The group was led by Muhammad al-Umari (kunya: Abu Ibrahim), and took credit for several bombings of international targets in the early 1980s, including hotels and airliners, but is believed to have disbanded after members joined Fatah radical Col. Hawari's Fatah Special Operations Group.

==Operations==
In 1980, in the group's first attack was against the Royal Hotel in London, England, ostensibly because of its high number of Jewish patrons. The 21-year-old Palestinian-Iraqi Mohammed Zuhair travelled from Baghdad into an unnamed European country, and finally arrived in London, with several kilograms of plastic explosives hidden inside his suitcase. He rented a room in the centre of the fifth floor, where Ibrahim had hoped an explosion might cause enough structural damage to cause the building to collapse. The bomb detonated prematurely on 17 January however, and killed only Zuhair himself; injuring several hotel guests. After his death, his photograph was hung in one of Ibrahim's safe houses, and Capt. Mohammed Rashid named his son after Zuhair.

In 1981, the group organised the bombing of Israeli airline El Al offices in Rome and Istanbul, as well as the Israeli embassies in Athens and Vienna.

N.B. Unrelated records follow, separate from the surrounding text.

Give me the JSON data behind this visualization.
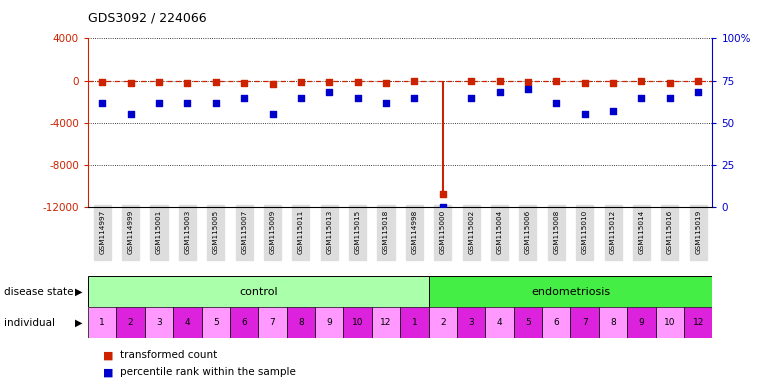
{
  "title": "GDS3092 / 224066",
  "samples": [
    "GSM114997",
    "GSM114999",
    "GSM115001",
    "GSM115003",
    "GSM115005",
    "GSM115007",
    "GSM115009",
    "GSM115011",
    "GSM115013",
    "GSM115015",
    "GSM115018",
    "GSM114998",
    "GSM115000",
    "GSM115002",
    "GSM115004",
    "GSM115006",
    "GSM115008",
    "GSM115010",
    "GSM115012",
    "GSM115014",
    "GSM115016",
    "GSM115019"
  ],
  "transformed_count": [
    -100,
    -200,
    -100,
    -200,
    -150,
    -200,
    -300,
    -100,
    -100,
    -100,
    -200,
    -50,
    -10700,
    -80,
    -80,
    -100,
    -50,
    -200,
    -200,
    -80,
    -200,
    -80
  ],
  "percentile_rank": [
    62,
    55,
    62,
    62,
    62,
    65,
    55,
    65,
    68,
    65,
    62,
    65,
    0,
    65,
    68,
    70,
    62,
    55,
    57,
    65,
    65,
    68
  ],
  "ylim_left": [
    -12000,
    4000
  ],
  "ylim_right": [
    0,
    100
  ],
  "yticks_left": [
    -12000,
    -8000,
    -4000,
    0,
    4000
  ],
  "ytick_labels_left": [
    "-12000",
    "-8000",
    "-4000",
    "0",
    "4000"
  ],
  "yticks_right": [
    0,
    25,
    50,
    75,
    100
  ],
  "ytick_labels_right": [
    "0",
    "25",
    "50",
    "75",
    "100%"
  ],
  "control_n": 12,
  "endo_n": 10,
  "individual_labels": [
    "1",
    "2",
    "3",
    "4",
    "5",
    "6",
    "7",
    "8",
    "9",
    "10",
    "12",
    "1",
    "2",
    "3",
    "4",
    "5",
    "6",
    "7",
    "8",
    "9",
    "10",
    "12"
  ],
  "control_color": "#AAFFAA",
  "endo_color": "#44EE44",
  "magenta_dark": "#DD22DD",
  "magenta_light": "#FF99FF",
  "magenta_indices": [
    1,
    3,
    5,
    7,
    9,
    11,
    13,
    15,
    17,
    19,
    21
  ],
  "red_color": "#CC2200",
  "blue_color": "#0000CC",
  "grid_color": "#000000",
  "sample_bg": "#DDDDDD"
}
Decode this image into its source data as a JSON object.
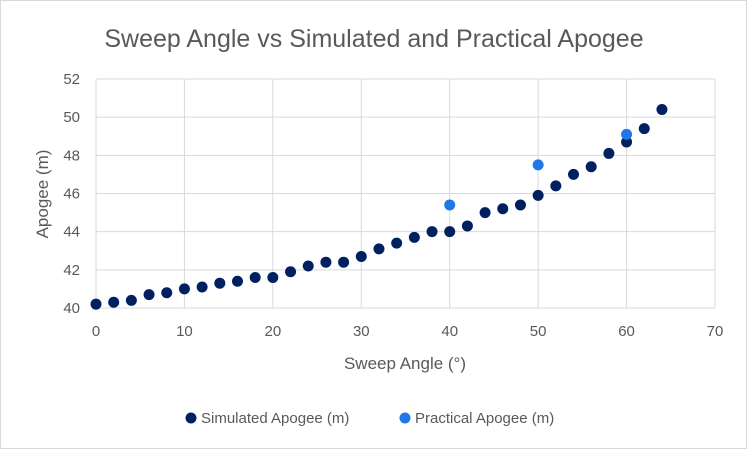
{
  "chart_data": {
    "type": "scatter",
    "title": "Sweep Angle vs Simulated and Practical Apogee",
    "xlabel": "Sweep Angle (°)",
    "ylabel": "Apogee (m)",
    "xlim": [
      0,
      70
    ],
    "ylim": [
      40,
      52
    ],
    "x_ticks": [
      "0",
      "10",
      "20",
      "30",
      "40",
      "50",
      "60",
      "70"
    ],
    "y_ticks": [
      "40",
      "42",
      "44",
      "46",
      "48",
      "50",
      "52"
    ],
    "grid": true,
    "legend_position": "bottom",
    "series": [
      {
        "name": "Simulated Apogee (m)",
        "color": "#002060",
        "points": [
          [
            0,
            40.2
          ],
          [
            2,
            40.3
          ],
          [
            4,
            40.4
          ],
          [
            6,
            40.7
          ],
          [
            8,
            40.8
          ],
          [
            10,
            41.0
          ],
          [
            12,
            41.1
          ],
          [
            14,
            41.3
          ],
          [
            16,
            41.4
          ],
          [
            18,
            41.6
          ],
          [
            20,
            41.6
          ],
          [
            22,
            41.9
          ],
          [
            24,
            42.2
          ],
          [
            26,
            42.4
          ],
          [
            28,
            42.4
          ],
          [
            30,
            42.7
          ],
          [
            32,
            43.1
          ],
          [
            34,
            43.4
          ],
          [
            36,
            43.7
          ],
          [
            38,
            44.0
          ],
          [
            40,
            44.0
          ],
          [
            42,
            44.3
          ],
          [
            44,
            45.0
          ],
          [
            46,
            45.2
          ],
          [
            48,
            45.4
          ],
          [
            50,
            45.9
          ],
          [
            52,
            46.4
          ],
          [
            54,
            47.0
          ],
          [
            56,
            47.4
          ],
          [
            58,
            48.1
          ],
          [
            60,
            48.7
          ],
          [
            62,
            49.4
          ],
          [
            64,
            50.4
          ]
        ]
      },
      {
        "name": "Practical Apogee (m)",
        "color": "#1F78E6",
        "points": [
          [
            40,
            45.4
          ],
          [
            50,
            47.5
          ],
          [
            60,
            49.1
          ]
        ]
      }
    ]
  }
}
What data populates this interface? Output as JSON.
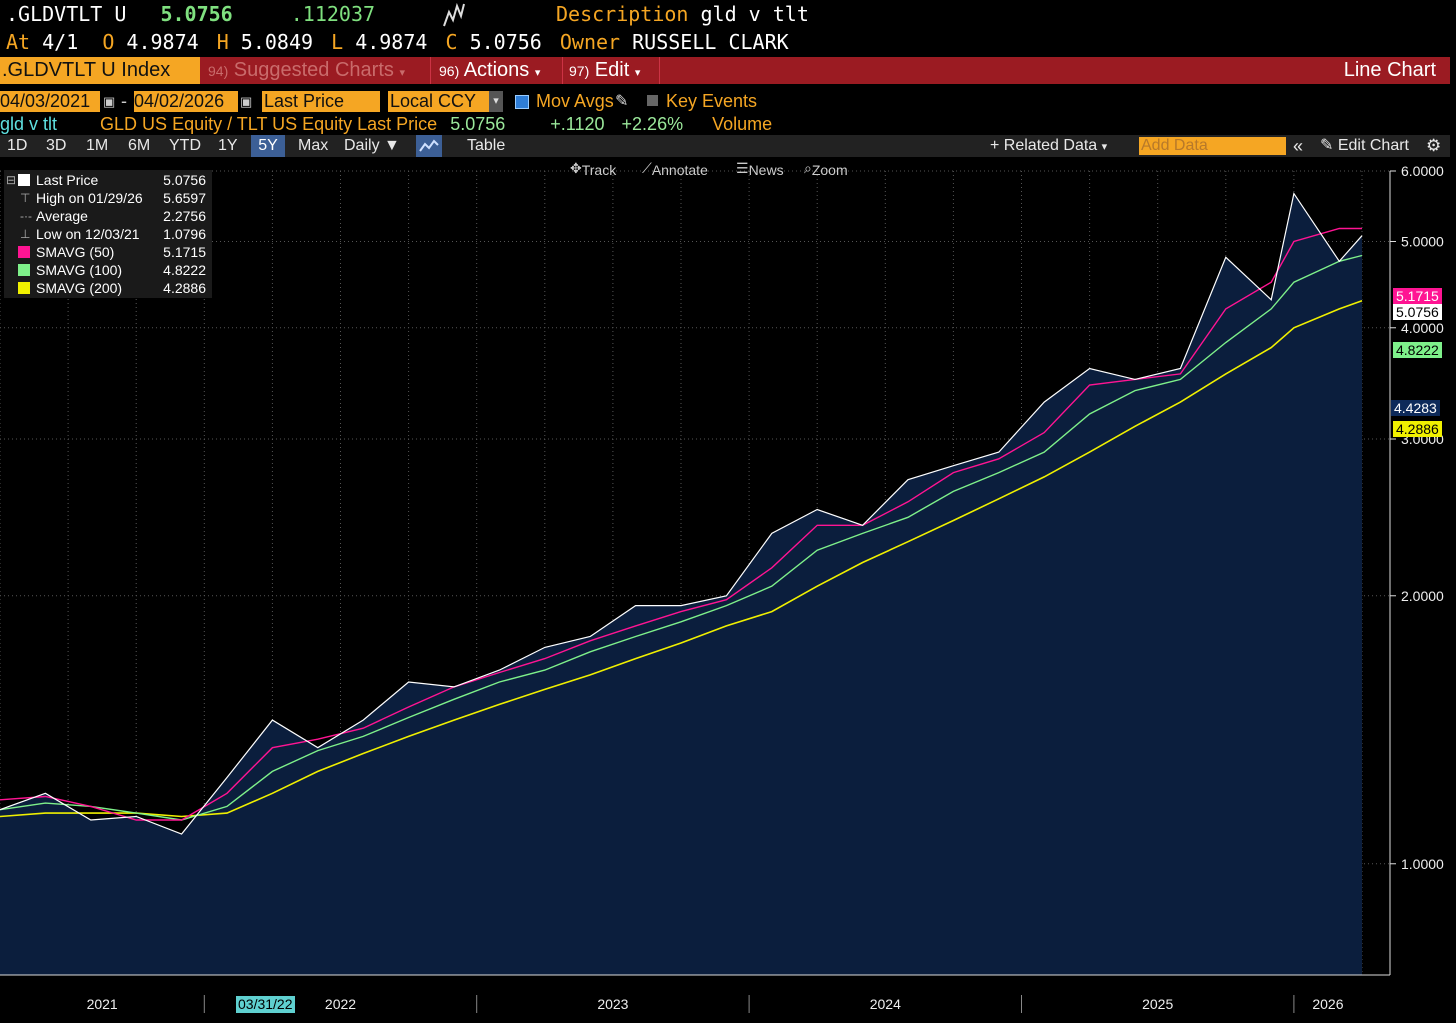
{
  "header": {
    "ticker": ".GLDVTLT U",
    "last_price": "5.0756",
    "change": ".112037",
    "sparkline_icon": "mini-chart-icon",
    "description_label": "Description",
    "description_value": "gld v tlt",
    "at_label": "At",
    "at_value": "4/1",
    "open_label": "O",
    "open_value": "4.9874",
    "high_label": "H",
    "high_value": "5.0849",
    "low_label": "L",
    "low_value": "4.9874",
    "close_label": "C",
    "close_value": "5.0756",
    "owner_label": "Owner",
    "owner_value": "RUSSELL CLARK"
  },
  "menubar": {
    "security": ".GLDVTLT U Index",
    "suggested_num": "94)",
    "suggested_label": "Suggested Charts",
    "actions_num": "96)",
    "actions_label": "Actions",
    "edit_num": "97)",
    "edit_label": "Edit",
    "view_label": "Line Chart"
  },
  "controls": {
    "start_date": "04/03/2021",
    "date_sep": "-",
    "end_date": "04/02/2026",
    "field": "Last Price",
    "currency": "Local CCY",
    "mov_avgs_label": "Mov Avgs",
    "mov_avgs_checked": true,
    "key_events_label": "Key Events",
    "key_events_checked": false
  },
  "series_row": {
    "name": "gld v tlt",
    "desc": "GLD US Equity / TLT US Equity Last Price",
    "value": "5.0756",
    "change": "+.1120",
    "change_pct": "+2.26%",
    "volume_label": "Volume"
  },
  "toolbar": {
    "periods": [
      "1D",
      "3D",
      "1M",
      "6M",
      "YTD",
      "1Y",
      "5Y",
      "Max"
    ],
    "selected_period": "5Y",
    "frequency": "Daily",
    "table_label": "Table",
    "related_data": "Related Data",
    "add_data_placeholder": "Add Data",
    "edit_chart": "Edit Chart"
  },
  "chart_tools": {
    "track": "Track",
    "annotate": "Annotate",
    "news": "News",
    "zoom": "Zoom"
  },
  "legend": {
    "last_price_label": "Last Price",
    "last_price_value": "5.0756",
    "high_label": "High on 01/29/26",
    "high_value": "5.6597",
    "average_label": "Average",
    "average_value": "2.2756",
    "low_label": "Low on 12/03/21",
    "low_value": "1.0796",
    "sma50_label": "SMAVG (50)",
    "sma50_value": "5.1715",
    "sma100_label": "SMAVG (100)",
    "sma100_value": "4.8222",
    "sma200_label": "SMAVG (200)",
    "sma200_value": "4.2886"
  },
  "flags": {
    "sma50": "5.1715",
    "last": "5.0756",
    "sma100": "4.8222",
    "crosshair": "4.4283",
    "sma200": "4.2886"
  },
  "cursor_date": "03/31/22",
  "colors": {
    "price": "#ffffff",
    "sma50": "#ff1493",
    "sma100": "#7ef08a",
    "sma200": "#f0f000",
    "area": "#0b1e3d",
    "amber": "#f5a623",
    "menubar": "#9b1b22"
  },
  "chart_data": {
    "type": "line",
    "title": "gld v tlt",
    "y_scale": "log",
    "ylim": [
      0.75,
      6.0
    ],
    "y_ticks": [
      "1.0000",
      "2.0000",
      "3.0000",
      "4.0000",
      "5.0000",
      "6.0000"
    ],
    "x_labels": [
      "2021",
      "2022",
      "2023",
      "2024",
      "2025",
      "2026"
    ],
    "grid": true,
    "legend_position": "top-left",
    "x": [
      "2021-04",
      "2021-06",
      "2021-08",
      "2021-10",
      "2021-12",
      "2022-02",
      "2022-04",
      "2022-06",
      "2022-08",
      "2022-10",
      "2022-12",
      "2023-02",
      "2023-04",
      "2023-06",
      "2023-08",
      "2023-10",
      "2023-12",
      "2024-02",
      "2024-04",
      "2024-06",
      "2024-08",
      "2024-10",
      "2024-12",
      "2025-02",
      "2025-04",
      "2025-06",
      "2025-08",
      "2025-10",
      "2025-12",
      "2026-01",
      "2026-03",
      "2026-04"
    ],
    "series": [
      {
        "name": "Last Price",
        "values": [
          1.15,
          1.2,
          1.12,
          1.13,
          1.08,
          1.25,
          1.45,
          1.35,
          1.45,
          1.6,
          1.58,
          1.65,
          1.75,
          1.8,
          1.95,
          1.95,
          2.0,
          2.35,
          2.5,
          2.4,
          2.7,
          2.8,
          2.9,
          3.3,
          3.6,
          3.5,
          3.6,
          4.8,
          4.3,
          5.66,
          4.75,
          5.0756
        ]
      },
      {
        "name": "SMAVG (50)",
        "values": [
          1.18,
          1.19,
          1.16,
          1.12,
          1.12,
          1.2,
          1.35,
          1.38,
          1.42,
          1.5,
          1.58,
          1.64,
          1.7,
          1.78,
          1.85,
          1.92,
          1.98,
          2.15,
          2.4,
          2.4,
          2.55,
          2.75,
          2.85,
          3.05,
          3.45,
          3.5,
          3.55,
          4.2,
          4.5,
          5.0,
          5.1715,
          5.1715
        ]
      },
      {
        "name": "SMAVG (100)",
        "values": [
          1.15,
          1.17,
          1.16,
          1.14,
          1.12,
          1.16,
          1.27,
          1.34,
          1.39,
          1.46,
          1.53,
          1.6,
          1.65,
          1.73,
          1.8,
          1.87,
          1.95,
          2.05,
          2.25,
          2.35,
          2.45,
          2.62,
          2.75,
          2.9,
          3.2,
          3.4,
          3.5,
          3.85,
          4.2,
          4.5,
          4.75,
          4.8222
        ]
      },
      {
        "name": "SMAVG (200)",
        "values": [
          1.13,
          1.14,
          1.14,
          1.14,
          1.13,
          1.14,
          1.2,
          1.27,
          1.33,
          1.39,
          1.45,
          1.51,
          1.57,
          1.63,
          1.7,
          1.77,
          1.85,
          1.92,
          2.05,
          2.18,
          2.3,
          2.43,
          2.57,
          2.72,
          2.9,
          3.1,
          3.3,
          3.55,
          3.8,
          4.0,
          4.2,
          4.2886
        ]
      }
    ]
  }
}
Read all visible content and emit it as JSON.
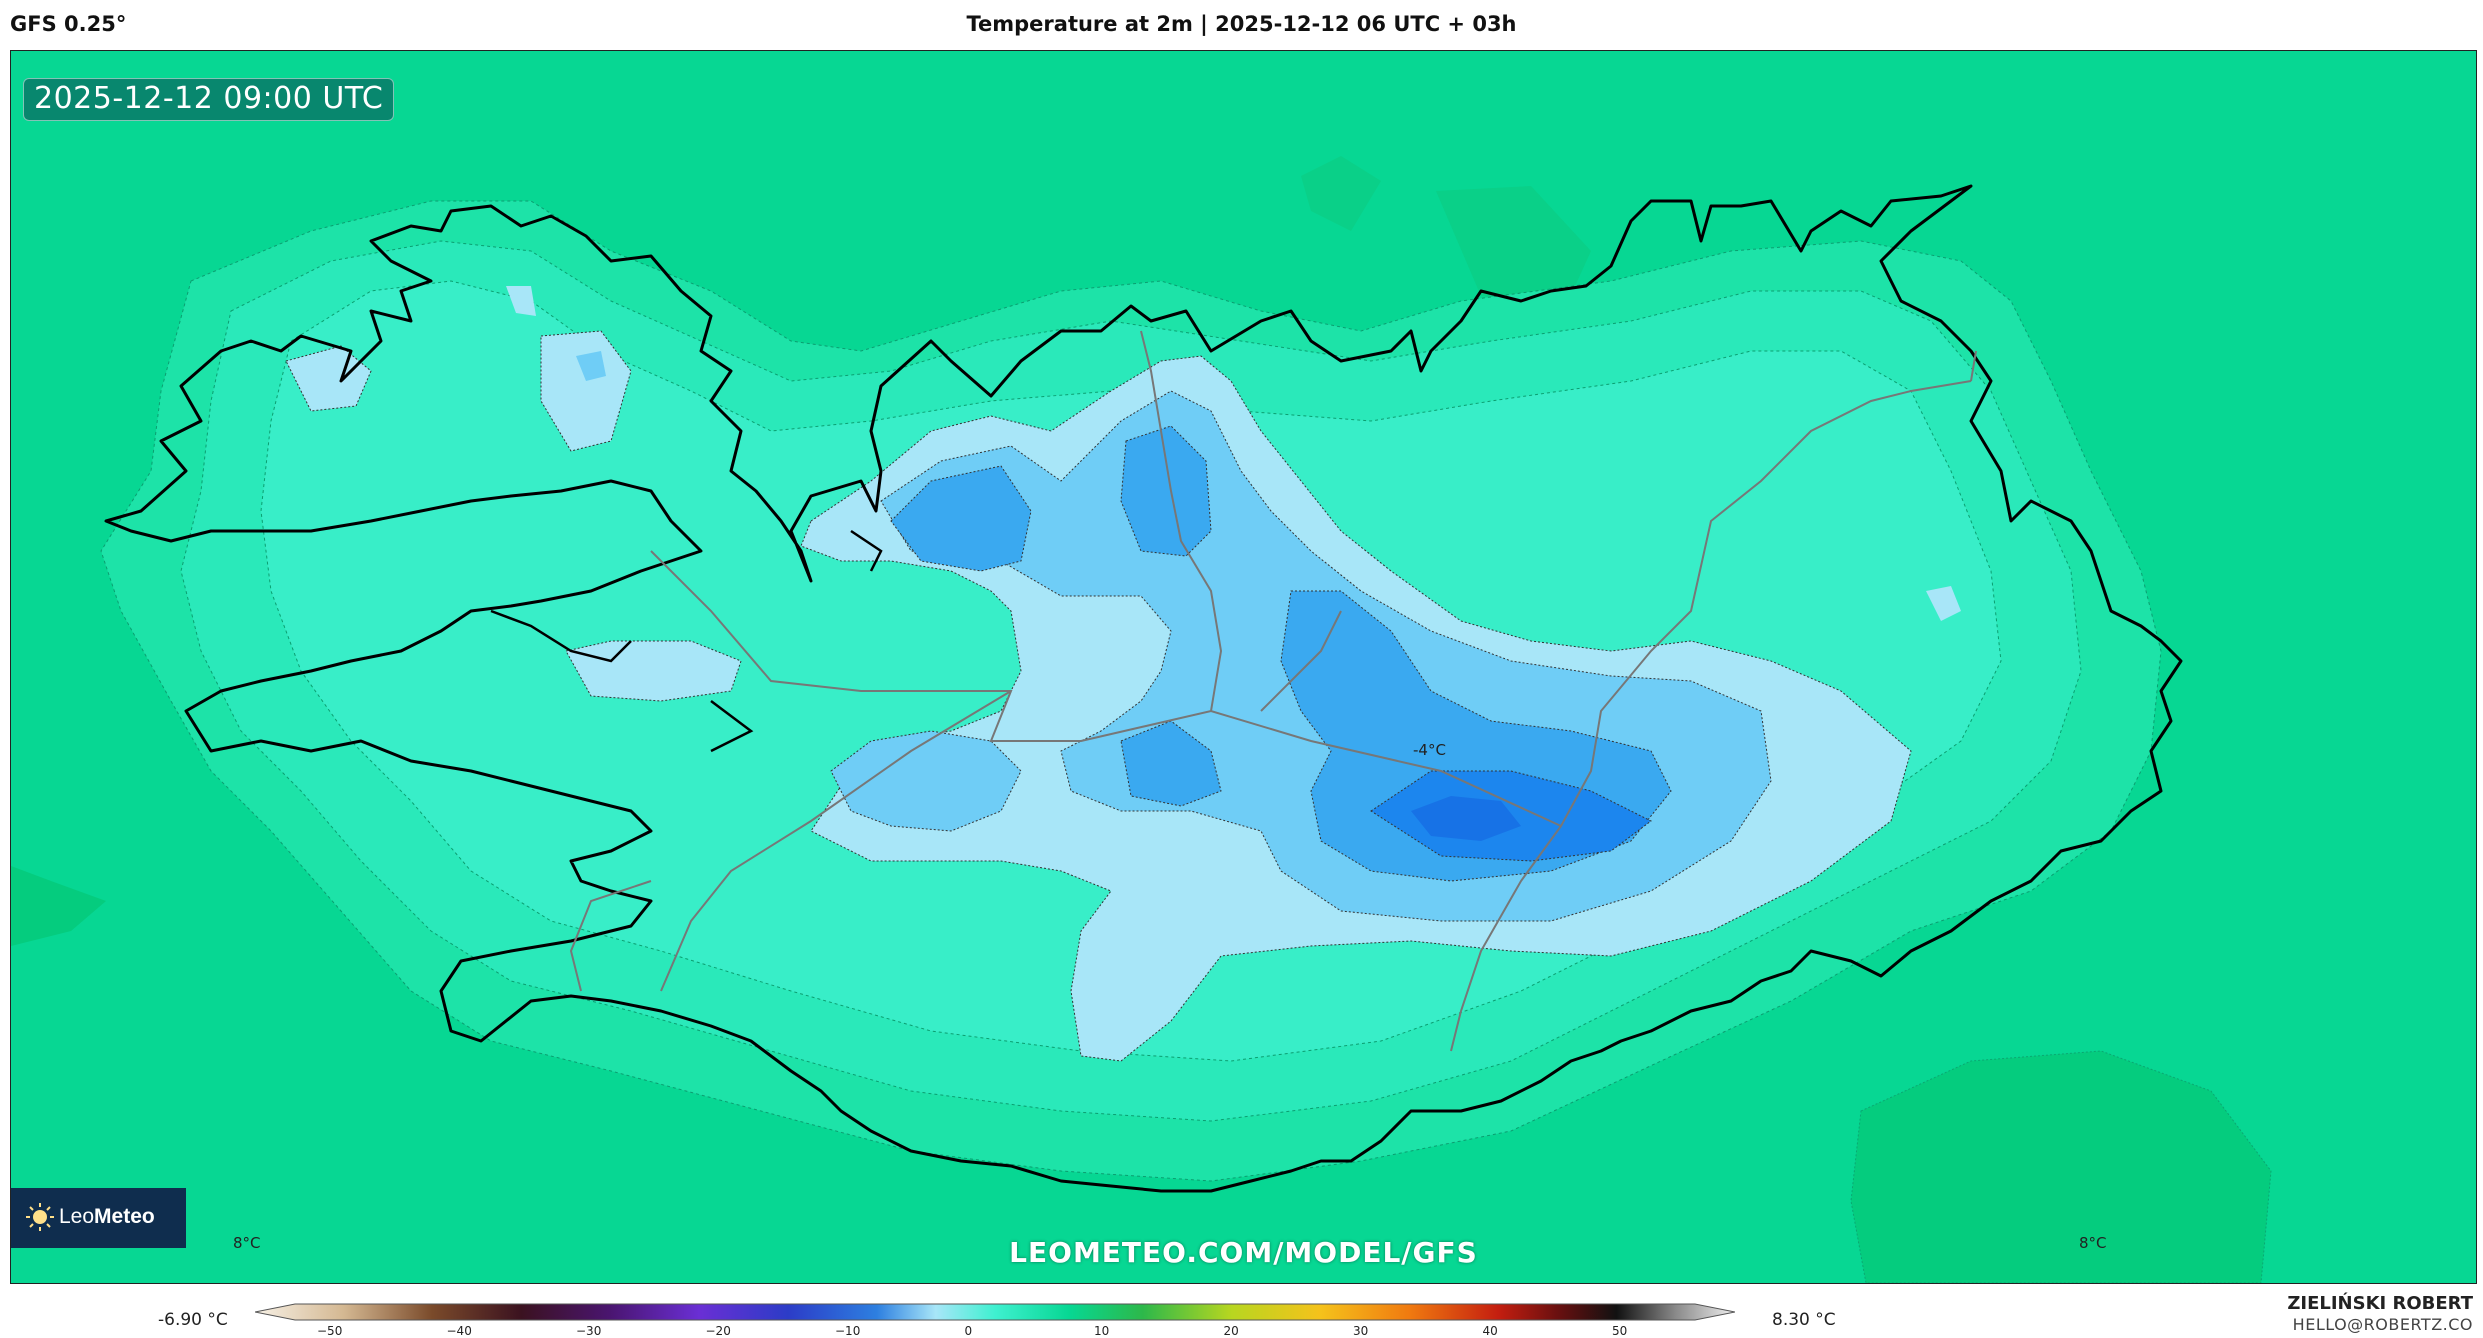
{
  "header": {
    "model": "GFS 0.25°",
    "title": "Temperature at 2m | 2025-12-12 06 UTC + 03h"
  },
  "map": {
    "valid_time": "2025-12-12 09:00 UTC",
    "watermark": "LEOMETEO.COM/MODEL/GFS",
    "labels": {
      "center": "-4°C",
      "bottom_left": "8°C",
      "bottom_right": "8°C"
    },
    "colors": {
      "ocean": "#07d793",
      "warm_patch": "#05cc7e",
      "land_warm": "#25e8b5",
      "land_mid": "#3ff0d0",
      "cold_light": "#a8e6f8",
      "cold_mid": "#6fcdf6",
      "cold_deep": "#3aa9f0",
      "cold_core": "#1c86ee"
    }
  },
  "logo": {
    "brand_light": "Leo",
    "brand_bold": "Meteo",
    "icon": "sun-icon"
  },
  "colorbar": {
    "min_label": "-6.90 °C",
    "max_label": "8.30 °C",
    "ticks": [
      "−50",
      "−40",
      "−30",
      "−20",
      "−10",
      "0",
      "10",
      "20",
      "30",
      "40",
      "50"
    ]
  },
  "footer": {
    "author": "ZIELIŃSKI ROBERT",
    "email": "HELLO@ROBERTZ.CO"
  }
}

The following year, the group unsuccessfully attempted to bomb a Pan Am flight in Rio de Janeiro, and then successfully detonated a bomb, killing only one passenger, aboard Pan Am Flight 830 on 11 August. The latter attack was orchestrated by Rashid, who was imprisoned for his actions.

In 1985, the group recruited a Tunisian to carry out a bombing attack against a department store in Paris in February.

==Downfall==
The 15 May Organization is believed to have been sponsored by Iraq, and founder Abu Ibrahim was believed by US authorities to have relocated there after the group disbanded.

Twenty days after the unsuccessful bombing by Rashid, construction contractor Adnan Awad turned himself over to the American Embassy in Saudi Arabia and claimed that he had been pressured into joining the group. He was turned over to the Swiss, but later returned to the United States to help secure indictment against the 15 May leadership. With his aid, American intelligence agencies determined that it was the 15 May Organization that had constructed the bomb aboard Pan Am Flight 830.

Abu Ibrahim was placed on the FBI's most wanted in June 2009.